NUTRITIONAL TREATMENTS/INTERVENTIONS
Nutritional therapy can affect both nutritional status and disease complications/outcomes. We first discuss micronutrient deficiencies followed by discussions of more global nutritional interventions.
Decreased dietary micronutrient intake or absorption and increased excretion can lead to suboptimal nutritional status and cause a variety of complications in liver disease. Some deficiencies have also been postulated to enhance liver disease development or progression. Table 8 lists selected micronutrient deficiencies seen in liver disease. We review selected vitamin and mineral deficiencies and point out the need for correct diagnosis and treatment. We provide PICO questions on vitamin D, zinc, and vitamin E.
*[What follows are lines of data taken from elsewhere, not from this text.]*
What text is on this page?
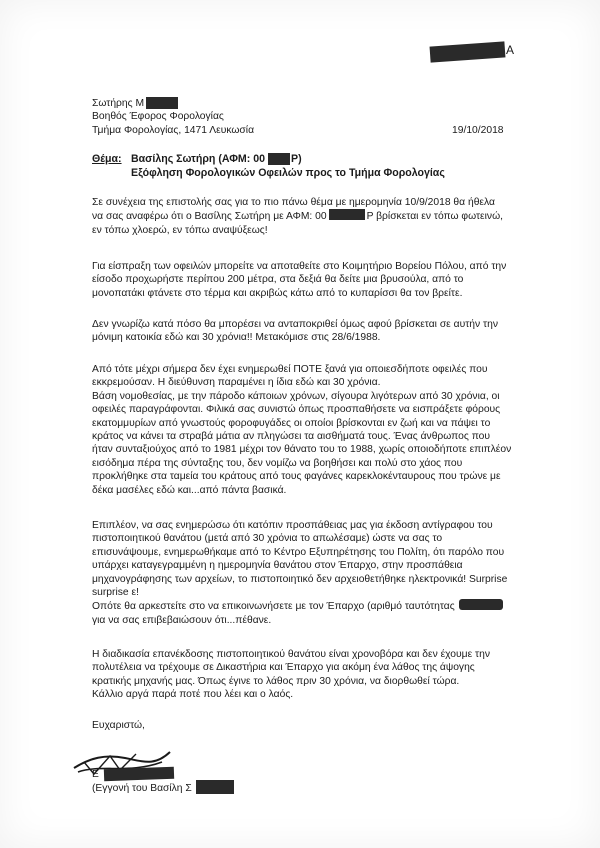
Α
Σωτήρης Μ
Βοηθός Έφορος Φορολογίας
Τμήμα Φορολογίας, 1471 Λευκωσία	19/10/2018
Θέμα: Βασίλης Σωτήρη (ΑΦΜ: 00 Ρ)
Εξόφληση Φορολογικών Οφειλών προς το Τμήμα Φορολογίας
Σε συνέχεια της επιστολής σας για το πιο πάνω θέμα με ημερομηνία 10/9/2018 θα ήθελα
να σας αναφέρω ότι ο Βασίλης Σωτήρη με ΑΦΜ: 00	Ρ βρίσκεται εν τόπω φωτεινώ,
εν τόπω χλοερώ, εν τόπω αναψύξεως!
Για είσπραξη των οφειλών μπορείτε να αποταθείτε στο Κοιμητήριο Βορείου Πόλου, από την
είσοδο προχωρήστε περίπου 200 μέτρα, στα δεξιά θα δείτε μια βρυσούλα, από το
μονοπατάκι φτάνετε στο τέρμα και ακριβώς κάτω από το κυπαρίσσι θα τον βρείτε.
Δεν γνωρίζω κατά πόσο θα μπορέσει να ανταποκριθεί όμως αφού βρίσκεται σε αυτήν την
μόνιμη κατοικία εδώ και 30 χρόνια!! Μετακόμισε στις 28/6/1988.
Από τότε μέχρι σήμερα δεν έχει ενημερωθεί ΠΟΤΕ ξανά για οποιεσδήποτε οφειλές που
εκκρεμούσαν. Η διεύθυνση παραμένει η ίδια εδώ και 30 χρόνια.
Βάση νομοθεσίας, με την πάροδο κάποιων χρόνων, σίγουρα λιγότερων από 30 χρόνια, οι
οφειλές παραγράφονται. Φιλικά σας συνιστώ όπως προσπαθήσετε να εισπράξετε φόρους
εκατομμυρίων από γνωστούς φοροφυγάδες οι οποίοι βρίσκονται εν ζωή και να πάψει το
κράτος να κάνει τα στραβά μάτια αν πληγώσει τα αισθήματά τους. Ένας άνθρωπος που
ήταν συνταξιούχος από το 1981 μέχρι τον θάνατο του το 1988, χωρίς οποιοδήποτε επιπλέον
εισόδημα πέρα της σύνταξης του, δεν νομίζω να βοηθήσει και πολύ στο χάος που
προκλήθηκε στα ταμεία του κράτους από τους φαγάνες καρεκλοκένταυρους που τρώνε με
δέκα μασέλες εδώ και...από πάντα βασικά.
Επιπλέον, να σας ενημερώσω ότι κατόπιν προσπάθειας μας για έκδοση αντίγραφου του
πιστοποιητικού θανάτου (μετά από 30 χρόνια το απωλέσαμε) ώστε να σας το
επισυνάψουμε, ενημερωθήκαμε από το Κέντρο Εξυπηρέτησης του Πολίτη, ότι παρόλο που
υπάρχει καταγεγραμμένη η ημερομηνία θανάτου στον Έπαρχο, στην προσπάθεια
μηχανογράφησης των αρχείων, το πιστοποιητικό δεν αρχειοθετήθηκε ηλεκτρονικά! Surprise
surprise ε!
Οπότε θα αρκεστείτε στο να επικοινωνήσετε με τον Έπαρχο (αριθμό ταυτότητας
για να σας επιβεβαιώσουν ότι...πέθανε.
Η διαδικασία επανέκδοσης πιστοποιητικού θανάτου είναι χρονοβόρα και δεν έχουμε την
πολυτέλεια να τρέχουμε σε Δικαστήρια και Έπαρχο για ακόμη ένα λάθος της άψογης
κρατικής μηχανής μας. Όπως έγινε το λάθος πριν 30 χρόνια, να διορθωθεί τώρα.
Κάλλιο αργά παρά ποτέ που λέει και ο λαός.
Ευχαριστώ,
Ε
(Εγγονή του Βασίλη Σ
Mineral and vitamin clinical signs and symptoms in patients with liver disease
Thiamine (vitamin B1) is a water-soluble vitamin that participates in the initiation of nerve propagation and is an important cofactor for enzymes in amino acid and carbohydrate metabolism. Patients with chronic alcohol misuse or cirrhosis have been found to be thiamine deficient. Thiamine deficiency is especially prevalent in patients with alcohol-related cirrhosis due to inadequate dietary intake and through the direct effect of ethanol on thiamine uptake from the gastrointestinal tract (141). Thiamine deficiency can cause peripheral neuropathy or cardiac disease (beriberi) or neurologic impairment characterized by nystagmus, ophthalmoplegia, ataxia, and confusion (Wernicke encephalopathy). Korsakoff syndrome can also develop from thiamine deficiency and is characterized by impaired short-term memory and confabulation with otherwise grossly normal cognition. Wernicke encephalopathy is an acute disorder and requires emergent treatment, usually with intravenous thiamine.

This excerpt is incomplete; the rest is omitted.